A strong work ethic inherited from her parents, who own a bakery and deli in Baldoyle, she makes everything herself with a part time assistant. So much time is taken in making each piece in the collection that images online don’t do justice to the quality of the fabrics and their finish — the merino wool, the organic cotton, the recycled ocean waste — and their execution.
In 2019 she won the international Big Design Award in Tokyo for fresh and innovative ideas. The judges were headed by the celebrated Walter Von Beirendonck, one of the Antwerp Six, now head of the Fashion Department at the Royal Academy of Fine Arts Antwerp. The award came with a prize of nearly £40,000 (€47,200), which has helped her to develop her collections.
Her latest for SS23 is based around a neon smiley-face tee that her mother Susan brought back from Mallorca in 1983. Those humorous graphics have been reimagined by Lynch for a typically fresh and playful approach to a mundane item, elevating it from cheap cotton to a light jacquard knit in fine Italian yarn.
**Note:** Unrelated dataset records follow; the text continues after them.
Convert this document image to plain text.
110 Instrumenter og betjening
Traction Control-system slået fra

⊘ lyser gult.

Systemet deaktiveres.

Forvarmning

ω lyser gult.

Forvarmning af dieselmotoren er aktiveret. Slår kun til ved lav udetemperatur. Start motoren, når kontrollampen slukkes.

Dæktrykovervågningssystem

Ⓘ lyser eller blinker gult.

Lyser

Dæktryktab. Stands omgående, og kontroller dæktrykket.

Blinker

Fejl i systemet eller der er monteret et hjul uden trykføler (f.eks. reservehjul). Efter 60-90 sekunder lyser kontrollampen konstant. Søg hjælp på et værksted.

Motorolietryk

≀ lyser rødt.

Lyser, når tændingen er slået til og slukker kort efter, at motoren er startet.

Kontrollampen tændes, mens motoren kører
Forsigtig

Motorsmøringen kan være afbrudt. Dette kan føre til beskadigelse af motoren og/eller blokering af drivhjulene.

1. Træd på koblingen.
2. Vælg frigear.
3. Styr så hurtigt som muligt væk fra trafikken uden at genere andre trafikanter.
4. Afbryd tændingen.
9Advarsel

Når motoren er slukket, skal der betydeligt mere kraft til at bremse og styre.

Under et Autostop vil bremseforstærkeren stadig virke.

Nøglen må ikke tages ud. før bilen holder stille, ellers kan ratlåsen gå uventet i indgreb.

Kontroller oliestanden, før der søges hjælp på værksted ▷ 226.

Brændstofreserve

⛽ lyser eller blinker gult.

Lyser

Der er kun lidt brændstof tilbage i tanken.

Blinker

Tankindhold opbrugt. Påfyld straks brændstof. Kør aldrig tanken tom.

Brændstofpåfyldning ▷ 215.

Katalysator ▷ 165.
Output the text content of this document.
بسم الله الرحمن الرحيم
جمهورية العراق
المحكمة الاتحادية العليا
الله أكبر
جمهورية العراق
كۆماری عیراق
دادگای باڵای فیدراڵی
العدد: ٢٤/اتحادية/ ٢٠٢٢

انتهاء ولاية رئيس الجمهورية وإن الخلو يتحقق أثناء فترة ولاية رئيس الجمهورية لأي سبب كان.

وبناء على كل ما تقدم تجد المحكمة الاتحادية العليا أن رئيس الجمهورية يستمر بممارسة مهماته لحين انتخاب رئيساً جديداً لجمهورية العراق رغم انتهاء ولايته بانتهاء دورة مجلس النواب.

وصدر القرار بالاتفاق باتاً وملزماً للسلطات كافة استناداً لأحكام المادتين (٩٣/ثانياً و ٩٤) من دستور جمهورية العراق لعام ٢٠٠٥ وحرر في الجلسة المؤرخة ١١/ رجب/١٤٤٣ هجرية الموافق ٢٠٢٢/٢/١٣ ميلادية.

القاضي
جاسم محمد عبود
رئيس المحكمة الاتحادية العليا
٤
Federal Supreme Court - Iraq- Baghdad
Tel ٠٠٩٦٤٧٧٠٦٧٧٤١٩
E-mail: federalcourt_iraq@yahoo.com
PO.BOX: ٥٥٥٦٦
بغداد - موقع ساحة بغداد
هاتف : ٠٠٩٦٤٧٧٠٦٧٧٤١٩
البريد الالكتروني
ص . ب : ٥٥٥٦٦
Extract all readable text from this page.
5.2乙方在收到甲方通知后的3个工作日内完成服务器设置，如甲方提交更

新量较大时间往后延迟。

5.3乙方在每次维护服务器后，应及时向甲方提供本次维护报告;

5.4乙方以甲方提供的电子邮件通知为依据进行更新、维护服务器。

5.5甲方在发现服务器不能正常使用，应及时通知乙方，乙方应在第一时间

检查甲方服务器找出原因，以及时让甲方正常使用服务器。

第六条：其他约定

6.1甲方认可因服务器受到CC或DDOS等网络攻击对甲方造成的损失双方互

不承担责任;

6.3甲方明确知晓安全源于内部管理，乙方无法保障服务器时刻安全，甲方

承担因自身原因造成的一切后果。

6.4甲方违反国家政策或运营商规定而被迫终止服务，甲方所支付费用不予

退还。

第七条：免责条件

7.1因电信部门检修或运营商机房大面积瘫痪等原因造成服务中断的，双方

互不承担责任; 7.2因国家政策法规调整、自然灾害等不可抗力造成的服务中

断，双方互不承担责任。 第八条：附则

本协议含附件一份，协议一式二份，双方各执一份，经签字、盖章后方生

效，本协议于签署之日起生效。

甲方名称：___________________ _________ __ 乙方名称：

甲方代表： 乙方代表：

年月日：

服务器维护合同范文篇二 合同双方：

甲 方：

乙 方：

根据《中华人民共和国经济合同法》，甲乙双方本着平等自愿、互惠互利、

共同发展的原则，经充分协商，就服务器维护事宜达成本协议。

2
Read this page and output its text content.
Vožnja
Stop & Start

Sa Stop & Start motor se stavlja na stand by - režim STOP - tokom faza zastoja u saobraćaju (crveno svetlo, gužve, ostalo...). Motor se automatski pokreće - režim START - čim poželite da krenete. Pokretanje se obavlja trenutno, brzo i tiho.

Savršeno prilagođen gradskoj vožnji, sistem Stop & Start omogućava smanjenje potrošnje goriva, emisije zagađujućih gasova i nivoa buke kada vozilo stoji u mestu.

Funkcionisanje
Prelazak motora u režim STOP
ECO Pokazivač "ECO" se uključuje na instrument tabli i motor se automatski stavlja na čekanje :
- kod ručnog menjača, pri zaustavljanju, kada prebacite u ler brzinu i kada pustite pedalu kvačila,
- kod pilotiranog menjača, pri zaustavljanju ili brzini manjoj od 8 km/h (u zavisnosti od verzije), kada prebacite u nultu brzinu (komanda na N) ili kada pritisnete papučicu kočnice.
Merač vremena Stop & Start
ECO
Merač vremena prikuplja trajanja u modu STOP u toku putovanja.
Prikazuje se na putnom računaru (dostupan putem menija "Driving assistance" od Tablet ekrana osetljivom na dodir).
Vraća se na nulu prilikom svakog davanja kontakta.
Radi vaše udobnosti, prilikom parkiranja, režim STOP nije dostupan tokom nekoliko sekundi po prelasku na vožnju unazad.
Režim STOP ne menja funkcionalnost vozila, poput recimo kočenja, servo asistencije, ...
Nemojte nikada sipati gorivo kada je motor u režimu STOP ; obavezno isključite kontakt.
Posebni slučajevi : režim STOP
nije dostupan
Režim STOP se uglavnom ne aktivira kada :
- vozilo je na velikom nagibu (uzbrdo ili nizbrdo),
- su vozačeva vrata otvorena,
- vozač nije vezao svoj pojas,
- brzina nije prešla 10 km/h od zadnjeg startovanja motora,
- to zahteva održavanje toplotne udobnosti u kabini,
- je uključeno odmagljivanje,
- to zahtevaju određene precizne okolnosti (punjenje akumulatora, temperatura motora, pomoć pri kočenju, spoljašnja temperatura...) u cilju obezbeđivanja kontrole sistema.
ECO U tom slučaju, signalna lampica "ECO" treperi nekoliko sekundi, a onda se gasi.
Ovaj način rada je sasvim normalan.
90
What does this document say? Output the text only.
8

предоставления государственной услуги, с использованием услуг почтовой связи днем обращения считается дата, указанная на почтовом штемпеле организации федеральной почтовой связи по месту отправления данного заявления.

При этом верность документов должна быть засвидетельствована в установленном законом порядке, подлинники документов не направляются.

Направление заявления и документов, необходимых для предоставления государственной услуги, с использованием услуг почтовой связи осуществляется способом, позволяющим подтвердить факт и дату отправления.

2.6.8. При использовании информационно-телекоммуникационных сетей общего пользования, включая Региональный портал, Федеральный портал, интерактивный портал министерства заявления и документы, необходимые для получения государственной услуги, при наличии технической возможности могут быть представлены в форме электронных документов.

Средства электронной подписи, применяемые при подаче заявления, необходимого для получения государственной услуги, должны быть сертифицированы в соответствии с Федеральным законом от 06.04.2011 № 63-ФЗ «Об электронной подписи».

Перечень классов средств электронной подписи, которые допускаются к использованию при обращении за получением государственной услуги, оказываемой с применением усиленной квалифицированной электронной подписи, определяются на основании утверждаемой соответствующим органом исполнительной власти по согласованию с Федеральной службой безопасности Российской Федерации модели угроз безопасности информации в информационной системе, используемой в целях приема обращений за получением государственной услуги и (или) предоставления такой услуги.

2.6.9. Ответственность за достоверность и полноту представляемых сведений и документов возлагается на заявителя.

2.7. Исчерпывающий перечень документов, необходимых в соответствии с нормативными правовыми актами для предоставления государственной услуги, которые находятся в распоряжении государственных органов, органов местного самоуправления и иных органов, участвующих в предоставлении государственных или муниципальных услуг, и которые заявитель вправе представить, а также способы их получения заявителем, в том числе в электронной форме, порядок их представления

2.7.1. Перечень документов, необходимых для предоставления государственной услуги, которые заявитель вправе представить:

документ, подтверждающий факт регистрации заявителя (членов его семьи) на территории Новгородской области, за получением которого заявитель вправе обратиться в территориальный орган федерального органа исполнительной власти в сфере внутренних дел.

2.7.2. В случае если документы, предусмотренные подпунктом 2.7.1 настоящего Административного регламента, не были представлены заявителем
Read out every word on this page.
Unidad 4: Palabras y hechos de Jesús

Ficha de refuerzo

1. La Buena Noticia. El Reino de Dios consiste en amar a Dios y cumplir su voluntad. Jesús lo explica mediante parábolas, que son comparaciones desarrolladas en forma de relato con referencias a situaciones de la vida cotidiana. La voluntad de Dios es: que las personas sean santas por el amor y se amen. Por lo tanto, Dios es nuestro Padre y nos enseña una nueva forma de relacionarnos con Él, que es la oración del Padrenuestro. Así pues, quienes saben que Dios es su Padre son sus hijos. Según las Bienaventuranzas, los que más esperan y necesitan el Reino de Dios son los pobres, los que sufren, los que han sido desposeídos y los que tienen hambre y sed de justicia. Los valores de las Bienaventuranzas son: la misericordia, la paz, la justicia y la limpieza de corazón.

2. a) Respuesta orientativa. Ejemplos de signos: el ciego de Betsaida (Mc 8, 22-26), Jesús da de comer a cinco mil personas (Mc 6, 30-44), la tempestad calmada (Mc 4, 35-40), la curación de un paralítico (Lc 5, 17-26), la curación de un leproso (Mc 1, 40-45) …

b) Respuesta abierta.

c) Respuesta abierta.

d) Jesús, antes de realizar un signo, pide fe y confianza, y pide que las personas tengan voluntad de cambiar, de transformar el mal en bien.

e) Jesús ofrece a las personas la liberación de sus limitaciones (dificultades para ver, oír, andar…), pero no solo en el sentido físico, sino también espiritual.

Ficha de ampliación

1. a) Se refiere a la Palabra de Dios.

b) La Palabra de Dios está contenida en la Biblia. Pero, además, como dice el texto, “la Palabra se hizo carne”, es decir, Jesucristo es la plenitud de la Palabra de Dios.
Other items include the common towelling poncho, now a piece of outerwear, in two-toned bouclé, while a hoodie comes with sloped shoulders and is reversible. Colours are exuberant — brick orange, mustard yellow, charcoal brown and sand beige. And there’s footwear — new takes on the familiar Crocs, customised to match the look.
Her collections are stocked by Browns and Farfetch and the hip concept store Notre in Chicago, as well as online. Her journal on her website robynlynch.co.uk uploaded from her phone gives an insight into her work process “and how my brain explodes”.